I would suggest that there are many excellent examples of this in friendship centres across the country, but the Brandon Friendship Centre is one that I've had a chance to visit and see the two day cares they run, one by invitation of the province, as an example of the complementary services approach to employment and training and child care housed in the same area.
Examples of the other types of complementary services friendship centres provide are health service clinics like the Val-d'Or friendship centre's Minowé Clinic and a hostel for those flying in from northern Quebec for health services, as well as the Acocan health clinic in La Tuque.
Closing off these examples of the types of services that friendship centres provide are interim and emergency relief programs, whether it's clothing banks, transportation supports like bus tickets, weekly bread programs like at the Dauphin Friendship Centre in Manitoba or food boxes, food banks, community gardens, and nutrition programs. These are all very close to the client and very grassroots interventions, but they're all crucial when addressing barriers that indigenous women might face taking part in the economy in urban areas.

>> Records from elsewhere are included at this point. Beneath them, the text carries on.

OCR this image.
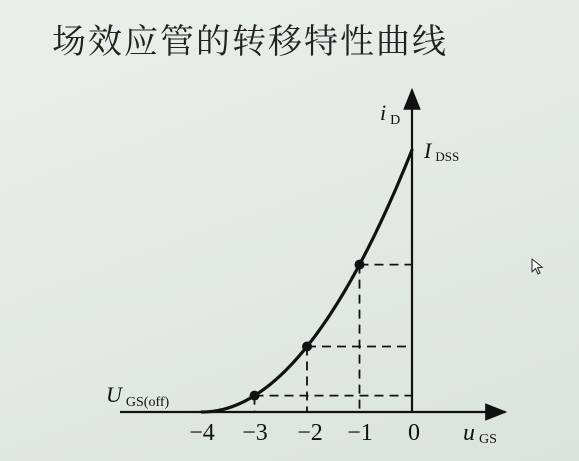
场效应管的转移特性曲线
i D
I DSS
U GS(off)
u GS
−4 −3 −2 −1 0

Central to the success of all these programs are partnerships with the federal government, the provincial government, local and municipal governments, community foundations such as United Way, and other service providers, because they recognize that there are many players in the indigenous services delivery space in urban areas.
This partnership-based approach, along with the suite of in-house wraparound services, contributes to friendship centres' success in working with and for urban indigenous women and economic security.

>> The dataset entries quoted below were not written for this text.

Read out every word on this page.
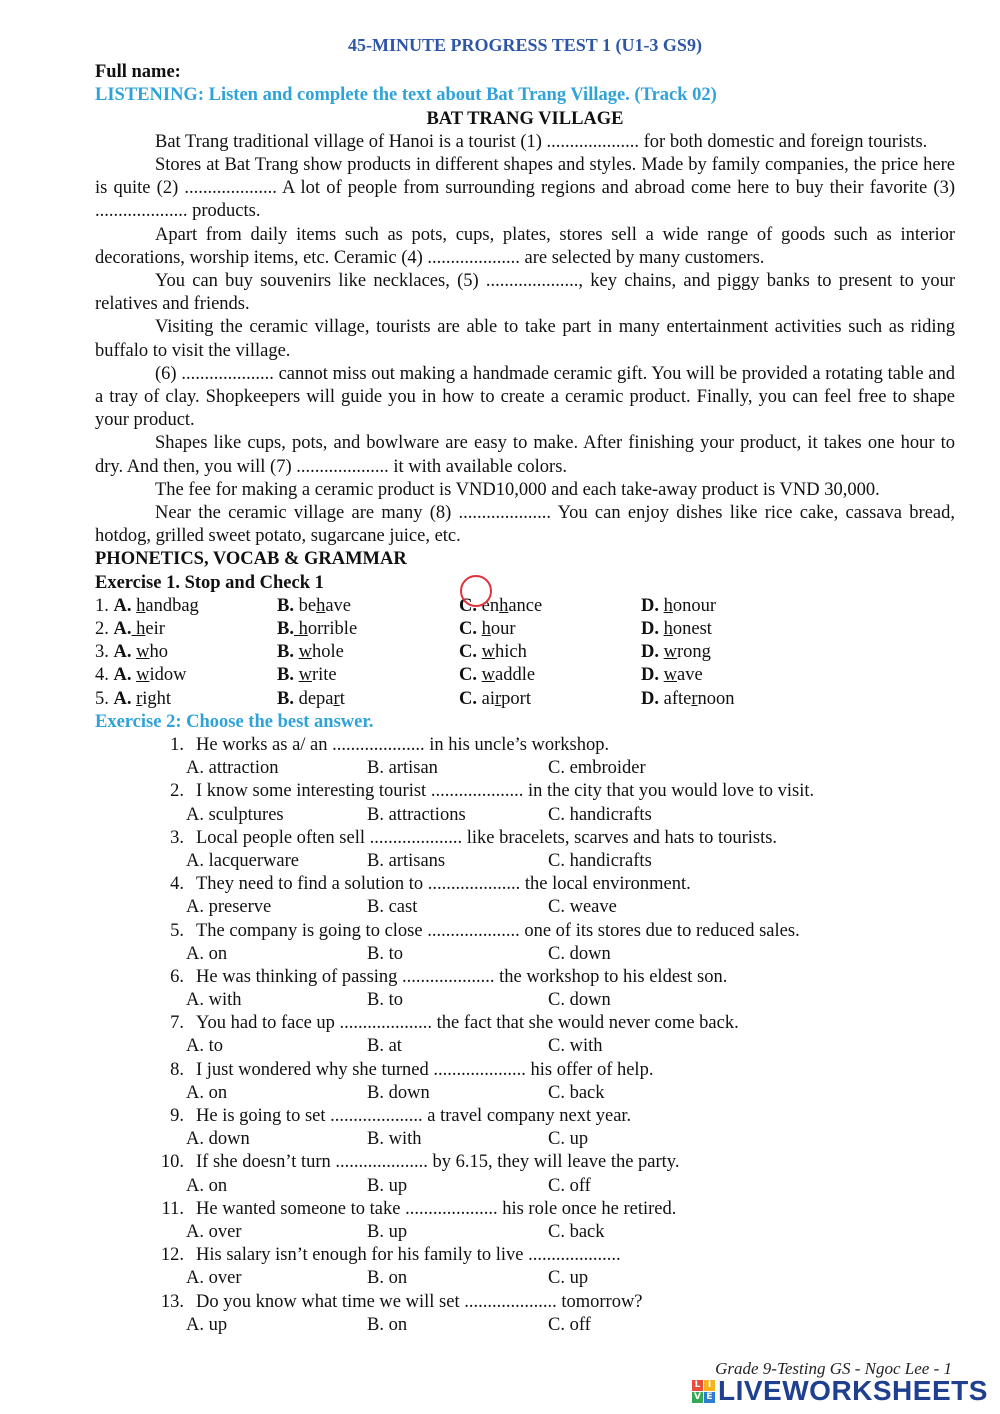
45-MINUTE PROGRESS TEST 1 (U1-3 GS9)
Full name:
LISTENING: Listen and complete the text about Bat Trang Village. (Track 02)
BAT TRANG VILLAGE

Bat Trang traditional village of Hanoi is a tourist (1) .................... for both domestic and foreign tourists.

Stores at Bat Trang show products in different shapes and styles. Made by family companies, the price here is quite (2) .................... A lot of people from surrounding regions and abroad come here to buy their favorite (3) .................... products.

Apart from daily items such as pots, cups, plates, stores sell a wide range of goods such as interior decorations, worship items, etc. Ceramic (4) .................... are selected by many customers.

You can buy souvenirs like necklaces, (5) ...................., key chains, and piggy banks to present to your relatives and friends.

Visiting the ceramic village, tourists are able to take part in many entertainment activities such as riding buffalo to visit the village.

(6) .................... cannot miss out making a handmade ceramic gift. You will be provided a rotating table and a tray of clay. Shopkeepers will guide you in how to create a ceramic product. Finally, you can feel free to shape your product.

Shapes like cups, pots, and bowlware are easy to make. After finishing your product, it takes one hour to dry. And then, you will (7) .................... it with available colors.

The fee for making a ceramic product is VND10,000 and each take-away product is VND 30,000.

Near the ceramic village are many (8) .................... You can enjoy dishes like rice cake, cassava bread, hotdog, grilled sweet potato, sugarcane juice, etc.

PHONETICS, VOCAB & GRAMMAR
Exercise 1. Stop and Check 1
1. A. handbag	B. behave	C. enhance	D. honour
2. A. heir	B. horrible	C. hour	D. honest
3. A. who	B. whole	C. which	D. wrong
4. A. widow	B. write	C. waddle	D. wave
5. A. right	B. depart	C. airport	D. afternoon
Exercise 2: Choose the best answer.
1. He works as a/ an .................... in his uncle’s workshop.
A. attraction	B. artisan	C. embroider
2. I know some interesting tourist .................... in the city that you would love to visit.
A. sculptures	B. attractions	C. handicrafts
3. Local people often sell .................... like bracelets, scarves and hats to tourists.
A. lacquerware	B. artisans	C. handicrafts
4. They need to find a solution to .................... the local environment.
A. preserve	B. cast	C. weave
5. The company is going to close .................... one of its stores due to reduced sales.
A. on	B. to	C. down
6. He was thinking of passing .................... the workshop to his eldest son.
A. with	B. to	C. down
7. You had to face up .................... the fact that she would never come back.
A. to	B. at	C. with
8. I just wondered why she turned .................... his offer of help.
A. on	B. down	C. back
9. He is going to set .................... a travel company next year.
A. down	B. with	C. up
10. If she doesn’t turn .................... by 6.15, they will leave the party.
A. on	B. up	C. off
11. He wanted someone to take .................... his role once he retired.
A. over	B. up	C. back
12. His salary isn’t enough for his family to live ....................
A. over	B. on	C. up
13. Do you know what time we will set .................... tomorrow?
A. up	B. on	C. off
Grade 9-Testing GS - Ngoc Lee - 1
L I
V E LIVEWORKSHEETS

I would encourage you to take a look at the detailed recommendations in the NAFC's brief, but I would hope I could squeeze in four.
One, touching on Ms. Armstrong's points as well, is to consider ways to increase accessibility, qualifying for, and uptake of EI part 1 and part 2 employment benefits and support measures, perhaps doubling the window of time within which people can bank EI insurable hours, perhaps lowering the EI insurable hours requirement by at least 25% for groups like urban indigenous women.
Two, when renewing any federal indigenous program and funding streams that address economic opportunities or poverty across federal departments, consider taking into account evidence of where indigenous people live, because that's where the services need to be. If over 60% of Canada's indigenous people live in cities and towns, that should perhaps factor into any funding decisions that are made.